Prostituierte dürfen im Nordischen Modell weiterhin ihre Tätigkeit ausüben, ohne
die Angst vor Strafandrohung; das Machtverhältnis wird umgekehrt. Das Ziel ist
dennoch, eine Welt ohne Prostitution zu erreichen.
2. Kriminalisierung der Freier und Betreiber: Freier und Betreiber werden für
ihr Verhalten bestraft. Durch die gesellschaftliche Ächtung der Freier wird
Freier-Sein für den Großteil der Gesellschaft nicht tragbar. Die Nachfrage wird
nachgewiesen reduziert und es gibt auch keinerlei Anhaltspunkte, dass
Prostitution in die Illegalität abrutscht. Im Gegenteil: im organisiert-
kriminellen Zuhälter- und Menschenhändler-Milieu hilft keine Liberalisierung
mehr.
3. Ausstiegshilfen und Beratungsangebote: Ausstiegshilfen, nicht nur in Form von
finanzieller Unterstützung, müssen flächendeckend gegeben sein.
4. Aufklärung und Prävention: Aufklärung und Prävention zum Thema sind
unerlässlich, um insbesondere jugendliche Mädchen und Frauen vor der sogenannten
‚Loverboy-Methode‘ zu schützen.
Hier wird auf die berechtigte Annnahme, dass Prostitution Gewalt gegen Frauen
ist, mit einem viersäuligen Modell reagiert.

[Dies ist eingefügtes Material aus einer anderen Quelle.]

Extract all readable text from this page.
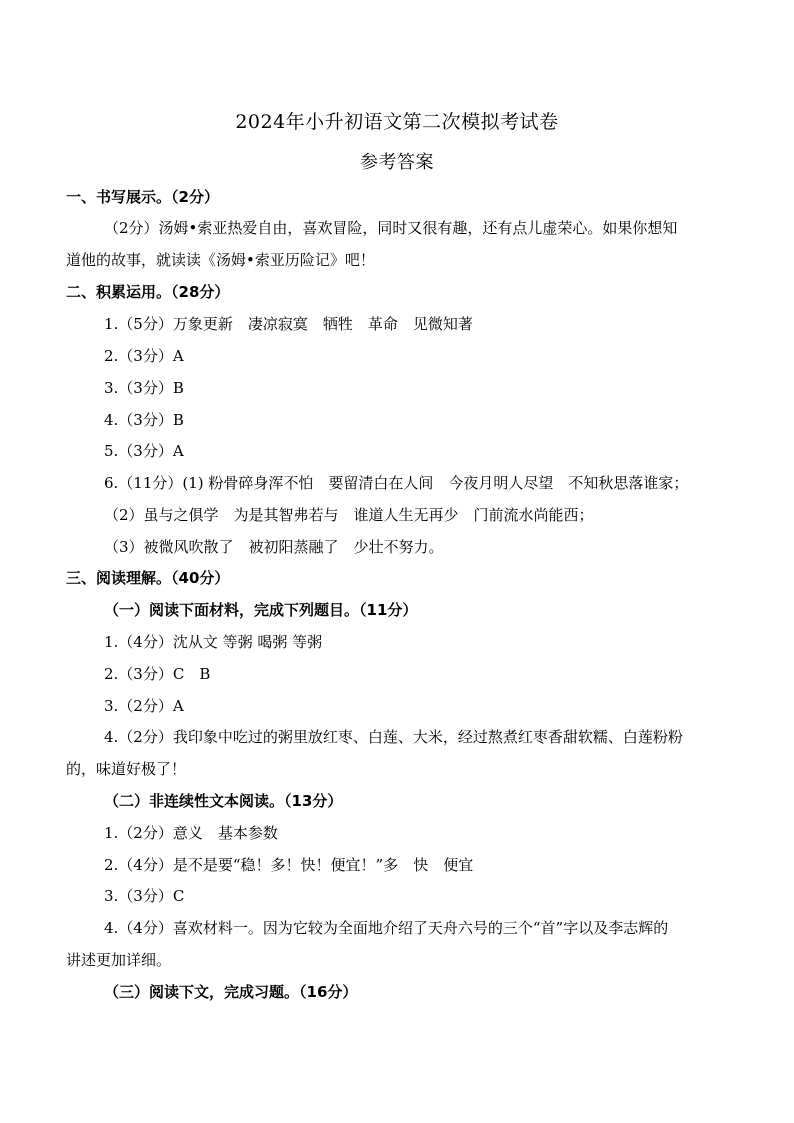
2024年小升初语文第二次模拟考试卷
参考答案
一、书写展示。（2分）
（2分）汤姆•索亚热爱自由，喜欢冒险，同时又很有趣，还有点儿虚荣心。如果你想知
道他的故事，就读读《汤姆•索亚历险记》吧！
二、积累运用。（28分）
1.（5分）万象更新　凄凉寂寞　牺牲　革命　见微知著
2.（3分）A
3.（3分）B
4.（3分）B
5.（3分）A
6.（11分）(1) 粉骨碎身浑不怕　要留清白在人间　今夜月明人尽望　不知秋思落谁家；
（2）虽与之俱学　为是其智弗若与　谁道人生无再少　门前流水尚能西；
（3）被微风吹散了　被初阳蒸融了　少壮不努力。
三、阅读理解。（40分）
（一）阅读下面材料，完成下列题目。（11分）
1.（4分）沈从文 等粥 喝粥 等粥
2.（3分）C　B
3.（2分）A
4.（2分）我印象中吃过的粥里放红枣、白莲、大米，经过熬煮红枣香甜软糯、白莲粉粉
的，味道好极了！
（二）非连续性文本阅读。（13分）
1.（2分）意义　基本参数
2.（4分）是不是要“稳！多！快！便宜！”多　快　便宜
3.（3分）C
4.（4分）喜欢材料一。因为它较为全面地介绍了天舟六号的三个“首”字以及李志辉的
讲述更加详细。
（三）阅读下文，完成习题。（16分）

Das Nordische Modell widerspricht
der bisherigen Gesetzgebung und dem damit einhergehenden Gedanken, dass Männer
Anspruch auf Sex haben und dass Prostitution ein normaler Job ist. Wir treten
daher entschieden dafür ein, dass dieses Modell in Deutschland etabliert wird,
welches ein Sexkaufverbot zur Folge hat.
Begründung
Prostitution ist der Grundsatz inherent: Männer kaufen Frauenkörper und mieten
ihre "sexuelle Dienstleistung” und kaufen damit auch ihre Zustimmung zum Sex. In
der Prostitution wird die “Ware Frau” veräußert, die zwangsläufig nicht von der
Dienstleistung getrennt werden kann oder austauschbar ist. Kein anderer Job
verlangt so viel Entfremdung von Frauen, wie die Prostitution. Kein anderer Job
greift so sehr in das grundlegendste Menschenrecht - die Menschenwürde der
Frauen - ein.
Wollen wir, dass man Sex kaufen kann? Unterstützen wir es als Gesellschaft, dass
Frauen ihre Körper verkaufen müssen? Nehmen wir es in Kauf, dass Frauen gegen
eine entsprechende Bezahlung vergewaltigt werden? Diese Fragen sollten wir uns
stellen, denn nur weil Prostitution seit Ewigkeiten existiert, heißt es nicht,
dass sie gesellschaftlich akzeptabel ist. Denn Werte ändern sich und einige
Dinge, die früher als akzeptabel galten, werden heute als inakzeptabel
betrachtet und umgekehrt.
Und genau an dieser Stelle setzt das Nordische Modell an. Es macht deutlich,
dass es falsch ist, Menschen für Sex zu kaufen und sanktioniert wird, wenn
Freier dies tun. Schweden war 1999 das erste Land, welches das Sexkaufverbot
festgeschrieben hat. Daher wird dieses gesetzgeberische Modell oft auch
schwedisches oder nordisches Modell genannt. Aussteiger*innen aus der
Prostitution berichten von körperlichen, psychischen und seelischen
Langzeitfolgen, von Ausbeutungs- und Gewaltverhältnissen, die derzeit pseudo-
liberal als „normale Arbeit“ romantisiert würden.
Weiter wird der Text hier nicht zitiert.